PITTSBURGH — Many high school history courses take a survey approach, giving students the highlights about many important events during a particular period.

Kenneth Smith has a different plan for the Pittsburgh Public Schools’ new course on African American history. Smith, a course developer, said students will study multiple perspectives on black history, gather information from primary sources and write their own interpretations of history.

The course is one of the school district’s efforts to improve culturally responsive education. The term means making curriculum and instruction more diverse, so minority students can better understand their academic heritage, feel comfortable in the classroom and be motivated to learn.

District officials and policy advocates said culturally responsive education is a break with European-centered education and an incorporation of the various racial, ethnic and social perspectives that shape a discipline.

“Columbus’ discovery of America is one perspective … To explain that as a fact isn’t a culturally responsive activity,” said Molly McCloskey, director of constituent services for the Virginia-based Association for Supervision and Curriculum Development (ASCD), a professional group.

The shift in thinking doesn’t necessarily come easily.

“The majority of teachers in our country are white, middle-class women,” said Jennifer Barrett, ASCD manager of professional development. “They need guidance.”

As in many urban districts, Pittsburgh’s minority students, overall, perform at lower levels on state math and reading tests and graduate in fewer numbers than white students.

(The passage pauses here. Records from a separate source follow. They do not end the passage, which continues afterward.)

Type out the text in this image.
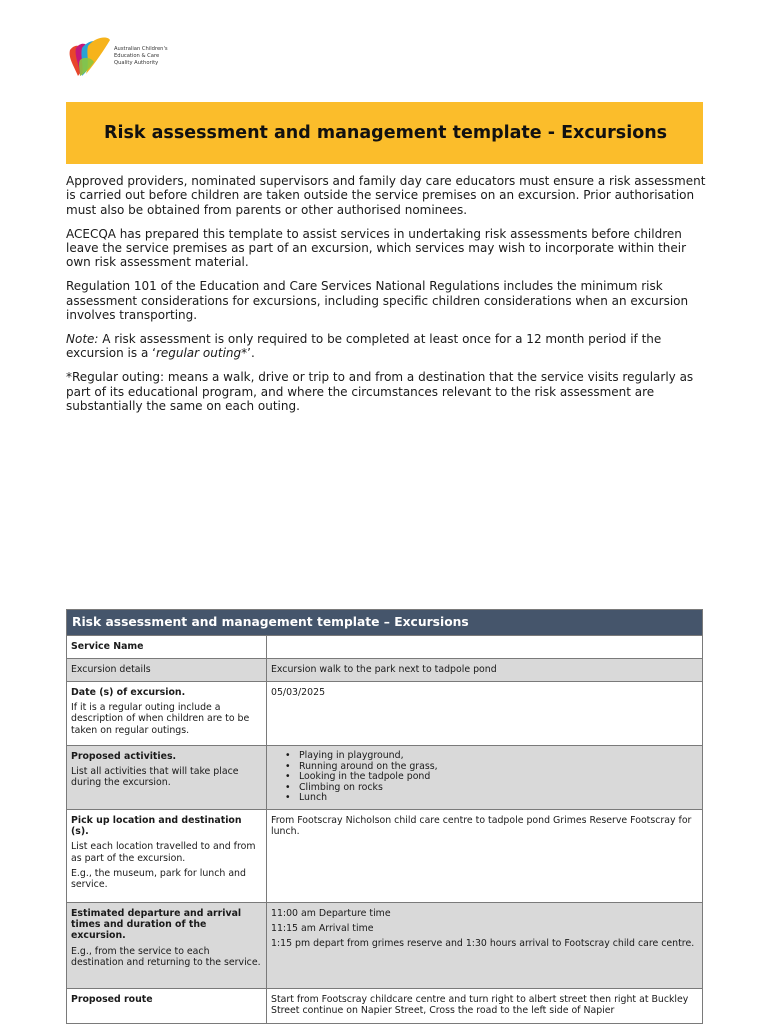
Australian Children's
Education & Care
Quality Authority
Risk assessment and management template - Excursions

Approved providers, nominated supervisors and family day care educators must ensure a risk assessment is carried out before children are taken outside the service premises on an excursion. Prior authorisation must also be obtained from parents or other authorised nominees.

ACECQA has prepared this template to assist services in undertaking risk assessments before children leave the service premises as part of an excursion, which services may wish to incorporate within their own risk assessment material.

Regulation 101 of the Education and Care Services National Regulations includes the minimum risk assessment considerations for excursions, including specific children considerations when an excursion involves transporting.

Note: A risk assessment is only required to be completed at least once for a 12 month period if the excursion is a ‘regular outing*’.

*Regular outing: means a walk, drive or trip to and from a destination that the service visits regularly as part of its educational program, and where the circumstances relevant to the risk assessment are substantially the same on each outing.

Risk assessment and management template – Excursions
Service Name
Excursion details	Excursion walk to the park next to tadpole pond
Date (s) of excursion.
If it is a regular outing include a description of when children are to be taken on regular outings.
05/03/2025
Proposed activities.
List all activities that will take place during the excursion.
• Playing in playground,
• Running around on the grass,
• Looking in the tadpole pond
• Climbing on rocks
• Lunch
Pick up location and destination (s).
List each location travelled to and from as part of the excursion.
E.g., the museum, park for lunch and service.
From Footscray Nicholson child care centre to tadpole pond Grimes Reserve Footscray for lunch.
Estimated departure and arrival times and duration of the excursion.
E.g., from the service to each destination and returning to the service.
11:00 am Departure time
11:15 am Arrival time
1:15 pm depart from grimes reserve and 1:30 hours arrival to Footscray child care centre.
Proposed route	Start from Footscray childcare centre and turn right to albert street then right at Buckley Street continue on Napier Street, Cross the road to the left side of Napier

District officials hope increased use of culturally responsive education will help to turn the tide.

The effort here is playing out in various ways, from the new history course that debuts next semester at Pittsburgh Oliver High School to the selection of a diverse group of authors for students to study in English courses district-wide to making sure students get equal treatment in the classroom.

“I notice who gets called on, who gets wait time,” said Linda Lane, deputy superintendent for instruction, assessment and accountability.

Another upcoming initiative, funded by The Heinz Endowments, will involve the use of African art to teach such subjects as math and social studies. The pilot project will begin at selected schools next fall.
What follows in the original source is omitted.